The leaders of the haredi parties in the Knesset held a meeting with the Chief Rabbis of Israel Sunday, where they decided to demand that Prime Minister Binyamin Netanyahu cancel the 'Western Wall Plan' granting a space at the Western Wall for Reform and egalitarian prayer because "it is not compatible with the position of the Chief Rabbinate of Israel."

It was also decided at the meeting that the haredi parties would insist that the Chief Rabbinate be granted a separate external legal representation to the Supreme Court in place of the Attorney General, to present the positions of the rabbinate to the court.

The meeting was attended by Rabbi Avigdor Nebenzahl, the Rabbi of the Old City of Jerusalem, Rabbi Shmuel Rabinowitz, the Rabbi of the Western Wall, Interior Minister Aryeh Deri, Agriculture Minister Uri Ariel, Health Minister Yaakov Litzman, Religious Affairs Minister David Azoulay and Finance Committee chairman MK Moshe Gafni.

Minister Uri Ariel said during the meeting: "We are not giving up on eliminating the government plan permitting Reform [prayers] at the Western Wall.
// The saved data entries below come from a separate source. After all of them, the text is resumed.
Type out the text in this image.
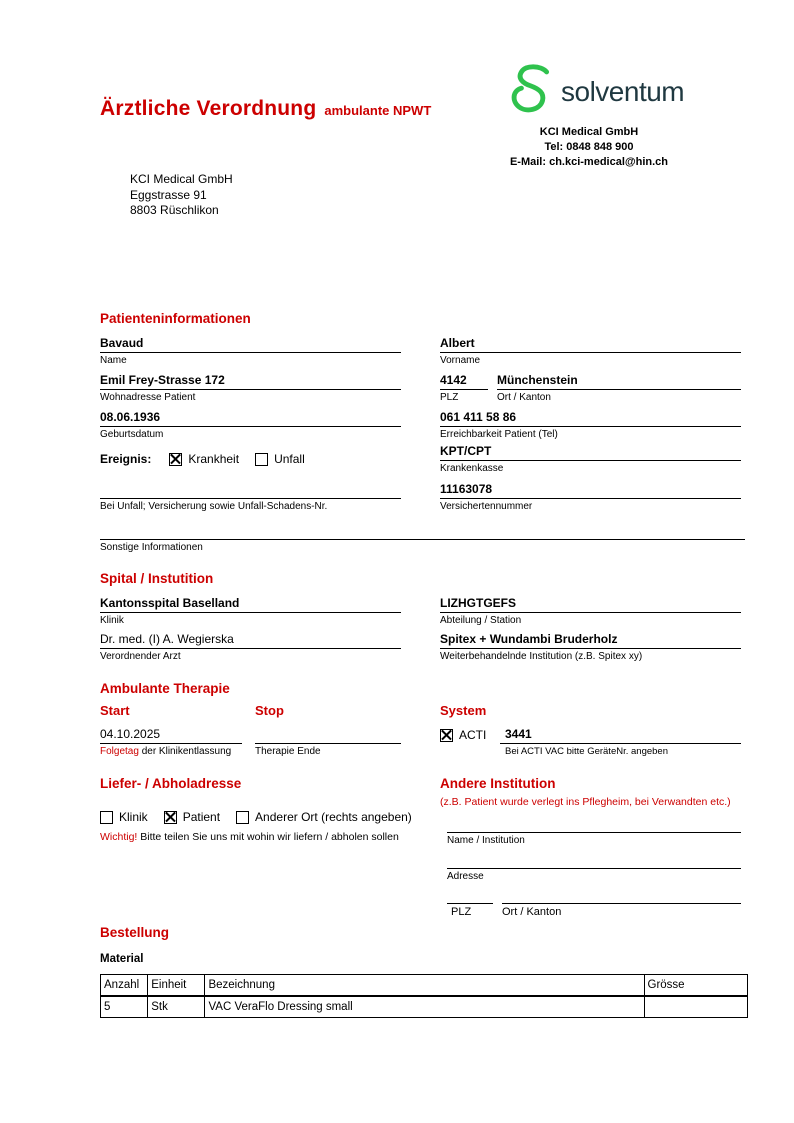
Ärztliche Verordnung ambulante NPWT
solventum
KCI Medical GmbH
Tel: 0848 848 900
E-Mail: ch.kci-medical@hin.ch
KCI Medical GmbH
Eggstrasse 91
8803 Rüschlikon
Patienteninformationen
Bavaud
Name
Albert
Vorname
Emil Frey-Strasse 172
Wohnadresse Patient
4142
PLZ
Münchenstein
Ort / Kanton
08.06.1936
Geburtsdatum
061 411 58 86
Erreichbarkeit Patient (Tel)
Ereignis:	Krankheit	Unfall
KPT/CPT
Krankenkasse
Bei Unfall; Versicherung sowie Unfall-Schadens-Nr.
11163078
Versichertennummer
Sonstige Informationen
Spital / Instutition
Kantonsspital Baselland
Klinik
LIZHGTGEFS
Abteilung / Station
Dr. med. (I) A. Wegierska
Verordnender Arzt
Spitex + Wundambi Bruderholz
Weiterbehandelnde Institution (z.B. Spitex xy)
Ambulante Therapie
Start	Stop	System
04.10.2025
Folgetag der Klinikentlassung	Therapie Ende
ACTI	3441
Bei ACTI VAC bitte GeräteNr. angeben
Liefer- / Abholadresse
Klinik	Patient	Anderer Ort (rechts angeben)
Wichtig! Bitte teilen Sie uns mit wohin wir liefern / abholen sollen
Andere Institution
(z.B. Patient wurde verlegt ins Pflegheim, bei Verwandten etc.)
Name / Institution
Adresse
PLZ	Ort / Kanton
Bestellung
Material
Anzahl	Einheit	Bezeichnung	Grösse
5	Stk	VAC VeraFlo Dressing small	
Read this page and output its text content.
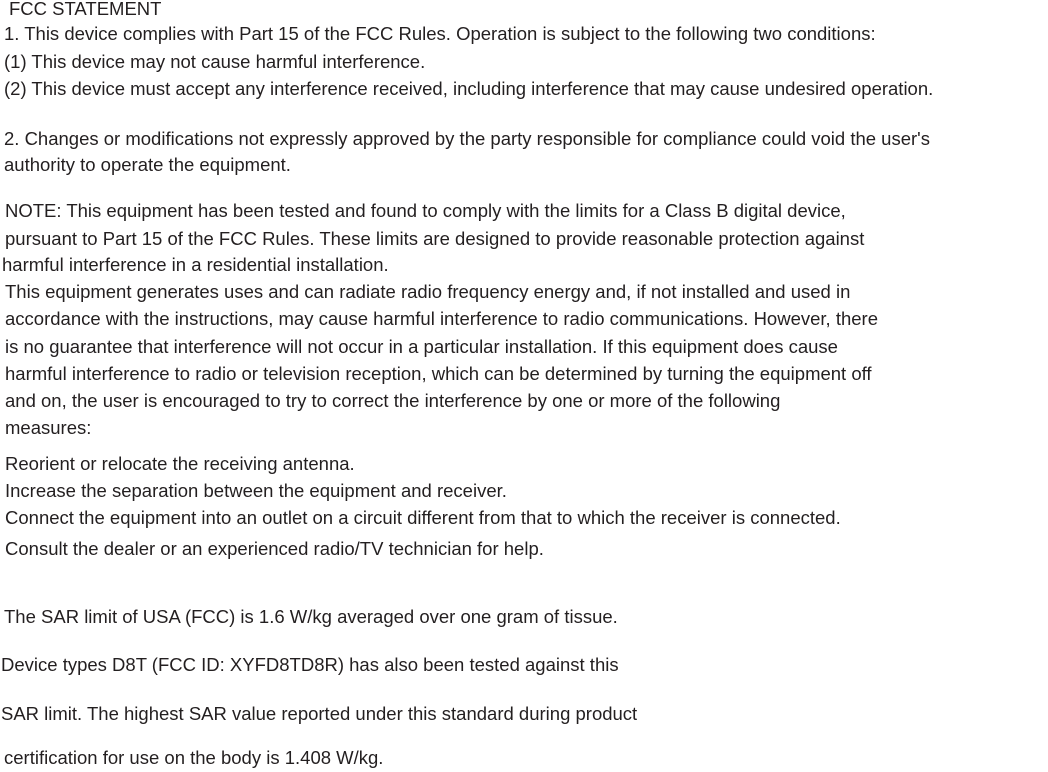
FCC STATEMENT
1. This device complies with Part 15 of the FCC Rules. Operation is subject to the following two conditions:
(1) This device may not cause harmful interference.
(2) This device must accept any interference received, including interference that may cause undesired operation.
2. Changes or modifications not expressly approved by the party responsible for compliance could void the user's
authority to operate the equipment.
NOTE: This equipment has been tested and found to comply with the limits for a Class B digital device,
pursuant to Part 15 of the FCC Rules. These limits are designed to provide reasonable protection against
harmful interference in a residential installation.
This equipment generates uses and can radiate radio frequency energy and, if not installed and used in
accordance with the instructions, may cause harmful interference to radio communications. However, there
is no guarantee that interference will not occur in a particular installation. If this equipment does cause
harmful interference to radio or television reception, which can be determined by turning the equipment off
and on, the user is encouraged to try to correct the interference by one or more of the following
measures:
Reorient or relocate the receiving antenna.
Increase the separation between the equipment and receiver.
Connect the equipment into an outlet on a circuit different from that to which the receiver is connected.
Consult the dealer or an experienced radio/TV technician for help.
The SAR limit of USA (FCC) is 1.6 W/kg averaged over one gram of tissue.
Device types D8T (FCC ID: XYFD8TD8R) has also been tested against this
SAR limit. The highest SAR value reported under this standard during product
certification for use on the body is 1.408 W/kg.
The government plan recognizing the Reform at the Western Wall is problematic and it is important to fix it as soon as possible. Along with the decision to cancel the government's plan, it is also important that the Chief Rabbinate receive independent legal representation before the Supreme Court, so that the Torah's position will be heard fully and clearly."

The plan reached by the government last year would establish a separate prayer section for the at the southern end of the Western Wall near Robinson's Arch. Prayers in that section would be conducted according to the customs of the non-Orthodox movements. In exchange, the non-Orthodox would refrain from seeking to change the status quo at the Western Wall, where prayers are conducted according to halakha, and from causing disturbances at the holy site.